Residents return home after fleeing NCAR Fire
Nearly 20,000 people who were forced to flee the NCAR Fire were back home Monday after firefighters were able to stop the spread of the fire at 190 acres.
The fire that broke out Saturday in the rolling hills near Boulder burned to within 1,000 yards of homes on the west end of the college town, near the area where more than 1,000 homes were destroyed by a wildfire pushed by strong winds in late December. This time, winds did not prevent aircraft from being used and they were able to lay down lines of fire retardant near homes.
Containment lines surrounded 35% of the fire Monday. Those lines were expected to hold despite winds caused by a shift in the weather that is forecast to bring rain Tuesday, incident commander Brian Oliver said.
Firefighters were trying to extinguish embers in the burned area, working them into the soil which is moist from recent snowfall, he said. The grass which burned, however, was still dormant and dry. Pockets of smoke hung over some trees in the burn area, which would likely continue for some weeks and be monitored, Oliver said.

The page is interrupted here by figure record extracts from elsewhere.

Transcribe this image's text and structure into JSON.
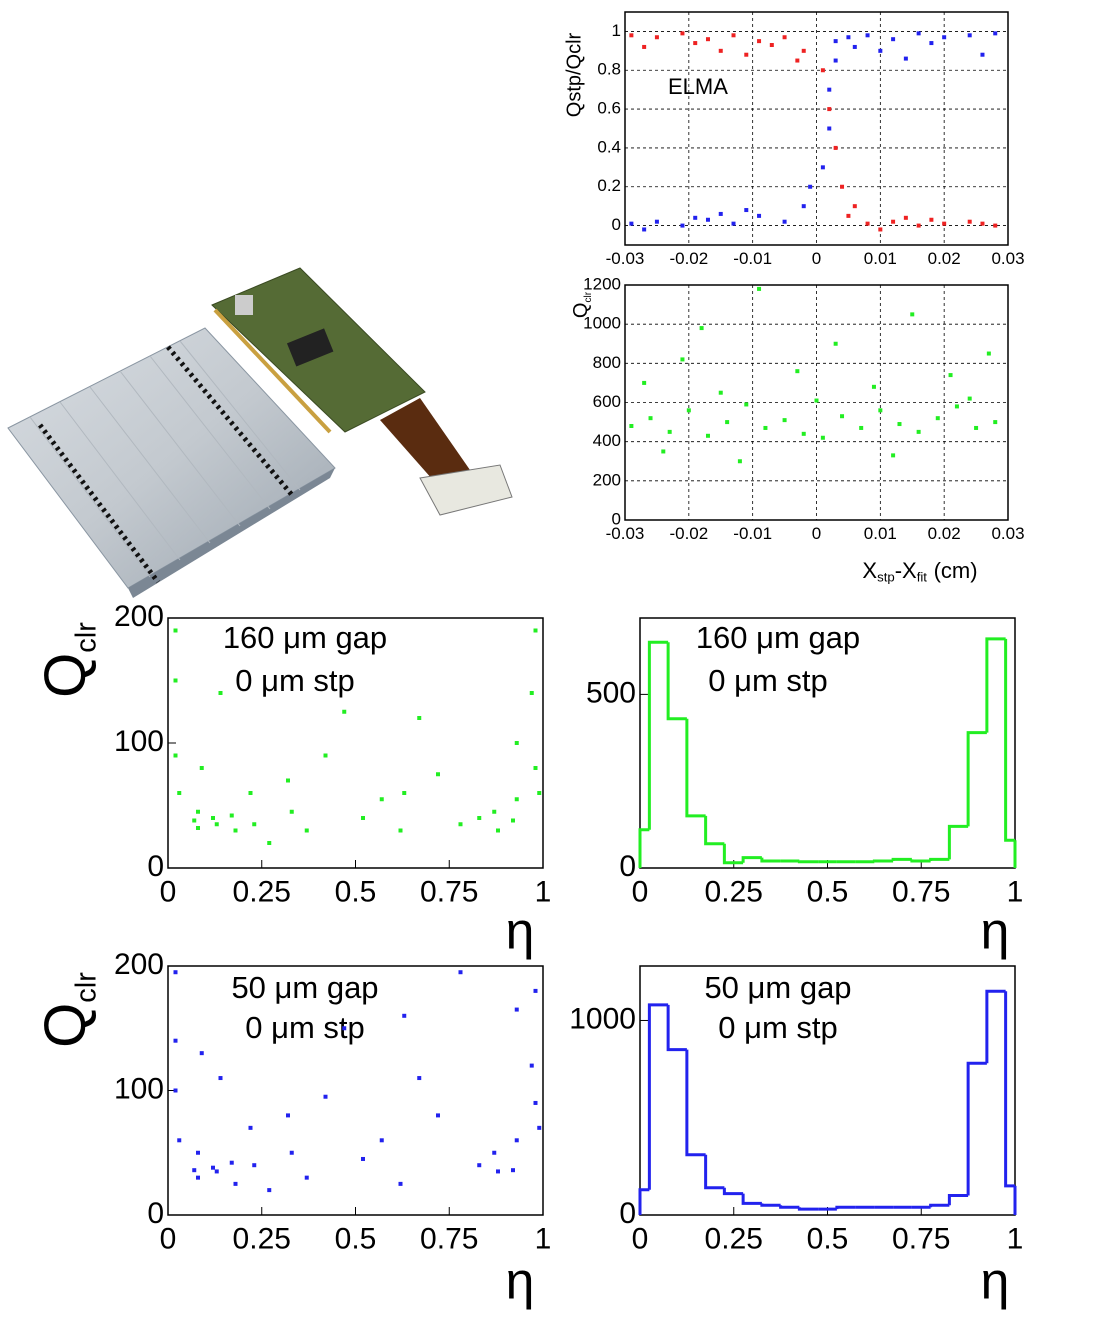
{
  "chart_data": [
    {
      "type": "scatter",
      "y_label": "Qstp/Qclr",
      "annotation": "ELMA",
      "grid": true,
      "xlim": [
        -0.03,
        0.03
      ],
      "xticks": [
        -0.03,
        -0.02,
        -0.01,
        0,
        0.01,
        0.02,
        0.03
      ],
      "ylim": [
        -0.1,
        1.1
      ],
      "yticks": [
        0,
        0.2,
        0.4,
        0.6,
        0.8,
        1
      ],
      "series": [
        {
          "color": "#ee2222",
          "x": [
            -0.029,
            -0.025,
            -0.021,
            -0.017,
            -0.013,
            -0.009,
            -0.005,
            -0.002,
            -0.027,
            -0.019,
            -0.011,
            -0.003,
            -0.015,
            -0.007,
            0.001,
            0.002,
            0.003,
            0.004,
            0.005,
            0.008,
            0.012,
            0.016,
            0.02,
            0.024,
            0.028,
            0.01,
            0.018,
            0.026,
            0.006,
            0.014
          ],
          "y": [
            0.98,
            0.97,
            0.99,
            0.96,
            0.98,
            0.95,
            0.97,
            0.9,
            0.92,
            0.94,
            0.88,
            0.85,
            0.9,
            0.93,
            0.8,
            0.6,
            0.4,
            0.2,
            0.05,
            0.01,
            0.02,
            0,
            0.01,
            0.02,
            0,
            -0.02,
            0.03,
            0.01,
            0.1,
            0.04
          ]
        },
        {
          "color": "#2222ee",
          "x": [
            -0.029,
            -0.025,
            -0.021,
            -0.017,
            -0.013,
            -0.009,
            -0.005,
            -0.002,
            -0.027,
            -0.019,
            -0.011,
            -0.015,
            0.001,
            0.002,
            0.002,
            0.003,
            0.003,
            0.005,
            0.008,
            0.012,
            0.016,
            0.02,
            0.024,
            0.028,
            0.01,
            0.018,
            0.026,
            0.006,
            0.014,
            -0.001
          ],
          "y": [
            0.01,
            0.02,
            0,
            0.03,
            0.01,
            0.05,
            0.02,
            0.1,
            -0.02,
            0.04,
            0.08,
            0.06,
            0.3,
            0.5,
            0.7,
            0.85,
            0.95,
            0.97,
            0.98,
            0.96,
            0.99,
            0.97,
            0.98,
            0.99,
            0.9,
            0.94,
            0.88,
            0.92,
            0.86,
            0.2
          ]
        }
      ]
    },
    {
      "type": "scatter",
      "y_label": [
        "Q",
        "clr"
      ],
      "x_label": [
        "X",
        "stp",
        "-X",
        "fit",
        "(cm)"
      ],
      "grid": true,
      "xlim": [
        -0.03,
        0.03
      ],
      "xticks": [
        -0.03,
        -0.02,
        -0.01,
        0,
        0.01,
        0.02,
        0.03
      ],
      "ylim": [
        0,
        1200
      ],
      "yticks": [
        0,
        200,
        400,
        600,
        800,
        1000,
        1200
      ],
      "series": [
        {
          "color": "#22ee22",
          "x": [
            -0.029,
            -0.026,
            -0.023,
            -0.02,
            -0.017,
            -0.014,
            -0.011,
            -0.008,
            -0.005,
            -0.002,
            0.001,
            0.004,
            0.007,
            0.01,
            0.013,
            0.016,
            0.019,
            0.022,
            0.025,
            0.028,
            -0.027,
            -0.021,
            -0.015,
            -0.009,
            -0.003,
            0.003,
            0.009,
            0.015,
            0.021,
            0.027,
            -0.024,
            -0.012,
            0,
            0.012,
            0.024,
            -0.018
          ],
          "y": [
            480,
            520,
            450,
            560,
            430,
            500,
            590,
            470,
            510,
            440,
            420,
            530,
            470,
            560,
            490,
            450,
            520,
            580,
            470,
            500,
            700,
            820,
            650,
            1180,
            760,
            900,
            680,
            1050,
            740,
            850,
            350,
            300,
            610,
            330,
            620,
            980
          ]
        }
      ]
    },
    {
      "type": "scatter",
      "y_label": [
        "Q",
        "clr"
      ],
      "x_label": "η",
      "annotation": [
        "160 μm gap",
        "0 μm stp"
      ],
      "grid": false,
      "xlim": [
        0,
        1
      ],
      "xticks": [
        0,
        0.25,
        0.5,
        0.75,
        1
      ],
      "ylim": [
        0,
        200
      ],
      "yticks": [
        0,
        100,
        200
      ],
      "series": [
        {
          "color": "#22ee22",
          "x": [
            0.02,
            0.02,
            0.02,
            0.03,
            0.07,
            0.08,
            0.08,
            0.09,
            0.12,
            0.13,
            0.14,
            0.17,
            0.18,
            0.22,
            0.23,
            0.27,
            0.32,
            0.33,
            0.37,
            0.42,
            0.47,
            0.52,
            0.57,
            0.62,
            0.63,
            0.67,
            0.72,
            0.78,
            0.83,
            0.87,
            0.88,
            0.92,
            0.93,
            0.93,
            0.97,
            0.98,
            0.98,
            0.99
          ],
          "y": [
            190,
            150,
            90,
            60,
            38,
            45,
            32,
            80,
            40,
            35,
            140,
            42,
            30,
            60,
            35,
            20,
            70,
            45,
            30,
            90,
            125,
            40,
            55,
            30,
            60,
            120,
            75,
            35,
            40,
            45,
            30,
            38,
            55,
            100,
            140,
            190,
            80,
            60
          ]
        }
      ]
    },
    {
      "type": "histogram",
      "x_label": "η",
      "annotation": [
        "160 μm gap",
        "0 μm stp"
      ],
      "color": "#22ee22",
      "bins": [
        0,
        0.025,
        0.075,
        0.125,
        0.175,
        0.225,
        0.275,
        0.325,
        0.375,
        0.425,
        0.475,
        0.525,
        0.575,
        0.625,
        0.675,
        0.725,
        0.775,
        0.825,
        0.875,
        0.925,
        0.975,
        1
      ],
      "values": [
        110,
        650,
        430,
        150,
        70,
        15,
        30,
        20,
        20,
        18,
        18,
        18,
        18,
        20,
        25,
        20,
        25,
        120,
        390,
        660,
        80
      ],
      "xlim": [
        0,
        1
      ],
      "xticks": [
        0,
        0.25,
        0.5,
        0.75,
        1
      ],
      "ylim": [
        0,
        720
      ],
      "yticks": [
        0,
        500
      ]
    },
    {
      "type": "scatter",
      "y_label": [
        "Q",
        "clr"
      ],
      "x_label": "η",
      "annotation": [
        "50 μm gap",
        "0 μm stp"
      ],
      "grid": false,
      "xlim": [
        0,
        1
      ],
      "xticks": [
        0,
        0.25,
        0.5,
        0.75,
        1
      ],
      "ylim": [
        0,
        200
      ],
      "yticks": [
        0,
        100,
        200
      ],
      "series": [
        {
          "color": "#2222ee",
          "x": [
            0.02,
            0.02,
            0.02,
            0.03,
            0.07,
            0.08,
            0.08,
            0.09,
            0.12,
            0.13,
            0.14,
            0.17,
            0.18,
            0.22,
            0.23,
            0.27,
            0.32,
            0.33,
            0.37,
            0.42,
            0.47,
            0.52,
            0.57,
            0.62,
            0.63,
            0.67,
            0.72,
            0.78,
            0.83,
            0.87,
            0.88,
            0.92,
            0.93,
            0.93,
            0.97,
            0.98,
            0.98,
            0.99
          ],
          "y": [
            195,
            140,
            100,
            60,
            36,
            50,
            30,
            130,
            38,
            35,
            110,
            42,
            25,
            70,
            40,
            20,
            80,
            50,
            30,
            95,
            150,
            45,
            60,
            25,
            160,
            110,
            80,
            195,
            40,
            50,
            35,
            36,
            60,
            165,
            120,
            180,
            90,
            70
          ]
        }
      ]
    },
    {
      "type": "histogram",
      "x_label": "η",
      "annotation": [
        "50 μm gap",
        "0 μm stp"
      ],
      "color": "#2222ee",
      "bins": [
        0,
        0.025,
        0.075,
        0.125,
        0.175,
        0.225,
        0.275,
        0.325,
        0.375,
        0.425,
        0.475,
        0.525,
        0.575,
        0.625,
        0.675,
        0.725,
        0.775,
        0.825,
        0.875,
        0.925,
        0.975,
        1
      ],
      "values": [
        130,
        1080,
        850,
        310,
        140,
        110,
        60,
        50,
        40,
        30,
        30,
        40,
        40,
        40,
        40,
        40,
        50,
        100,
        780,
        1150,
        150
      ],
      "xlim": [
        0,
        1
      ],
      "xticks": [
        0,
        0.25,
        0.5,
        0.75,
        1
      ],
      "ylim": [
        0,
        1280
      ],
      "yticks": [
        0,
        1000
      ]
    }
  ]
}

Previously a summer staple, wildfires are becoming a year-round occurrence in the West, as drier weather and extreme temperatures grow across much of the region.
Winter precipitation helped ease the severity of the dry fall that preceded December's destructive fire in Colorado. However, a heat wave engulfed Western states in recent days. In Boulder County, the temperature hit 78 degrees Fahrenheit, more than 20 degrees above average highs. Meanwhile, temperatures in southern Arizona and across Texas shot into the 90s.